9. The method according to claim 1, characterized in that, The fact generation model is also used to determine the dependency relationship between the first and second points of contention when there are multiple points of contention; the fact determination model is also used to, under the premise that the first point of contention is the second point of contention, first perform reasoning and investigation on the first point of contention to obtain the first point of contention determination conclusion, and determine the second point of contention determination conclusion based on the first point of contention determination conclusion.

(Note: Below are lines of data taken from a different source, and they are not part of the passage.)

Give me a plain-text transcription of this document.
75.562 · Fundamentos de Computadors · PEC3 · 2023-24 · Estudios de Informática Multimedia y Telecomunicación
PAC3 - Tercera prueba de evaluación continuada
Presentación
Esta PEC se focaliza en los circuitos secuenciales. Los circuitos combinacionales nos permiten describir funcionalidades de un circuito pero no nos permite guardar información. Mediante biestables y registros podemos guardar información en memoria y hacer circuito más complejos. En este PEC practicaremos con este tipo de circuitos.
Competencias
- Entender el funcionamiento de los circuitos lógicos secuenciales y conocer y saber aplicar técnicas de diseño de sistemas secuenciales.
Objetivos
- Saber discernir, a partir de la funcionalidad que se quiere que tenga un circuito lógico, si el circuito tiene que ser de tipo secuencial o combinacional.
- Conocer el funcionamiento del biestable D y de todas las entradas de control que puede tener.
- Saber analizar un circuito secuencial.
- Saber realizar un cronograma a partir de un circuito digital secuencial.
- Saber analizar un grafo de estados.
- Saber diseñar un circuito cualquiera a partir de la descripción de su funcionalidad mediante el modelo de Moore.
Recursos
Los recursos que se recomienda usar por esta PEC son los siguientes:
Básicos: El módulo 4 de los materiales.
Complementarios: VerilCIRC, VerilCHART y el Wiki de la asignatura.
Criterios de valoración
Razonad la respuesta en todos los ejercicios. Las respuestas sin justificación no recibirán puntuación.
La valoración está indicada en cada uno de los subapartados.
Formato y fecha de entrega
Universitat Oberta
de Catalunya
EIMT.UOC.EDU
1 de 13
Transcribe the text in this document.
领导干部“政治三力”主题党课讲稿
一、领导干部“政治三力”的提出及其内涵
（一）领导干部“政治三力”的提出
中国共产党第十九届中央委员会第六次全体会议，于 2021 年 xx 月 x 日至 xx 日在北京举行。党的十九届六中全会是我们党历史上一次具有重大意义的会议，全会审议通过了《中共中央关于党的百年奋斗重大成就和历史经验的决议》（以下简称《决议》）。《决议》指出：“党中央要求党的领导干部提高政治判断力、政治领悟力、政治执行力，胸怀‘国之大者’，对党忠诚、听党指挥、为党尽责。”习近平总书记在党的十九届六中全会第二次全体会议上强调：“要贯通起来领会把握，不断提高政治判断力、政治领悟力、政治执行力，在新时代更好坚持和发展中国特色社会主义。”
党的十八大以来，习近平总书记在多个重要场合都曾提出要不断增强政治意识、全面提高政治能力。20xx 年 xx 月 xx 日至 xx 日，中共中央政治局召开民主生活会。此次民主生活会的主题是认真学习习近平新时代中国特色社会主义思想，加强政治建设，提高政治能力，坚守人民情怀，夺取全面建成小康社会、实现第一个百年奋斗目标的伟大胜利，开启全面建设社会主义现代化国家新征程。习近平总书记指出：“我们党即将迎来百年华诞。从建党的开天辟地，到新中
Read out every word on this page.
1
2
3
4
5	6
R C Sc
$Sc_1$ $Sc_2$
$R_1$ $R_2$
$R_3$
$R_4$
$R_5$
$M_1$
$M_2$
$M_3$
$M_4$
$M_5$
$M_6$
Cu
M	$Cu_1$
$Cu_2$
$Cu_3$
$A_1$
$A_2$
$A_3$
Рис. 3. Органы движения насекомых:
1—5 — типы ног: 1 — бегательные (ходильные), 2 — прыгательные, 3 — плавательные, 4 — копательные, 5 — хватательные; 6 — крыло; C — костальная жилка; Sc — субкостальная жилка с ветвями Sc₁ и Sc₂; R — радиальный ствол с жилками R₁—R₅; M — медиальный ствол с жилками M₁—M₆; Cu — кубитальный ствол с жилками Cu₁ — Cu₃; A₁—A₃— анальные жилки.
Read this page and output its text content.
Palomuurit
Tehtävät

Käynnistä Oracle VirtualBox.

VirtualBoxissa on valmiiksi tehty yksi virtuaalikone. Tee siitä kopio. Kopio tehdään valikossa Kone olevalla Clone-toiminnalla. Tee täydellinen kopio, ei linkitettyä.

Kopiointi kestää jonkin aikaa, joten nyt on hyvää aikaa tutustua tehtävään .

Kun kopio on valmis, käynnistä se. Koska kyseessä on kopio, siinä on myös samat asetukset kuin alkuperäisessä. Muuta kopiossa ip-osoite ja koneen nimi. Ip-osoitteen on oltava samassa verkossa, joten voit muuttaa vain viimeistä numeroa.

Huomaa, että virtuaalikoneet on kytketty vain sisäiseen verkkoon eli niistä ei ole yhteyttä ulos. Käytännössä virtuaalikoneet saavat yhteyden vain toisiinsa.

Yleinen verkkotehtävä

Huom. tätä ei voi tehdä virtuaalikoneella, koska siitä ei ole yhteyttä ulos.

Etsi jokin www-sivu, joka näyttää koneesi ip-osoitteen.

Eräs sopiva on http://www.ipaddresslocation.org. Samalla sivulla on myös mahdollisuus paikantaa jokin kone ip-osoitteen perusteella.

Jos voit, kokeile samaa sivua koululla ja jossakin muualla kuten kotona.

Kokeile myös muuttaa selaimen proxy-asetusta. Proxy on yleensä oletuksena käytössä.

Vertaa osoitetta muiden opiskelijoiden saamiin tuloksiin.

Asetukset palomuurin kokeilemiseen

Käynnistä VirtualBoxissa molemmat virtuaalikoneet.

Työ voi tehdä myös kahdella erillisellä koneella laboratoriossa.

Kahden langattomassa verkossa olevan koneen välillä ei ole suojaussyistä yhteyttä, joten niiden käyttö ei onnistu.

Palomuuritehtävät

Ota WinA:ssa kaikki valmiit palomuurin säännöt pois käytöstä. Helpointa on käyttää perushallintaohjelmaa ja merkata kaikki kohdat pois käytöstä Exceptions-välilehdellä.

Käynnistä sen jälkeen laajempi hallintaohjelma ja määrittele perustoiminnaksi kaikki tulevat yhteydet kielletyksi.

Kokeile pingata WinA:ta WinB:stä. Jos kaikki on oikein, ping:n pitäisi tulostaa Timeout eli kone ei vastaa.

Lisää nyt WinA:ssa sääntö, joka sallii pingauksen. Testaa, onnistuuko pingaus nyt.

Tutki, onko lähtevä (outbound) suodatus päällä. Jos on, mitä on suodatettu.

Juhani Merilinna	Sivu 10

10. A judgment generation system, characterized in that, The system includes: The fact generation module is used to input the complaint, answer, and court transcript of a legal case into the fact generation model. The fact generation model uses entity recognition and relation extraction to perform structured processing on the facts of the legal case, generate the disputed and undisputed facts involved in the legal case, and determine the focus of the dispute. The evidence identification module is used to use the evidence identification model to identify the authenticity, legality, and relevance of the structured evidence in the legal case, obtain the results of the three-fold identification, and identify contradictory evidence and determine the acceptance result. The fact-finding module is used to use a fact-finding model to reason and ascertain the points of contention based on the structured evidence, the results of the three-fold verification, and the results of acceptance, so as to generate a conclusion on the point of contention. The legal provision screening module is used to screen legal provisions based on the points of contention and the conclusions of the point of contention using a legal provision screening model, so as to obtain the applicable legal provisions for the legal case. The content generation module is used to generate trial findings content based on the undisputed facts, the points of contention, the conclusions on the determination of the points of contention, the results of the determination of the three elements (relevance, authenticity, and legality), and the results of acceptance of the findings; to generate the court's opinion content based on the trial findings content and the applicable legal provisions; to generate judgment items based on the trial findings content, the court's opinion content, the applicable legal provisions, and the litigation claims; and to generate the judgment of the legal case based on the trial findings content, the court's opinion content, and the judgment items.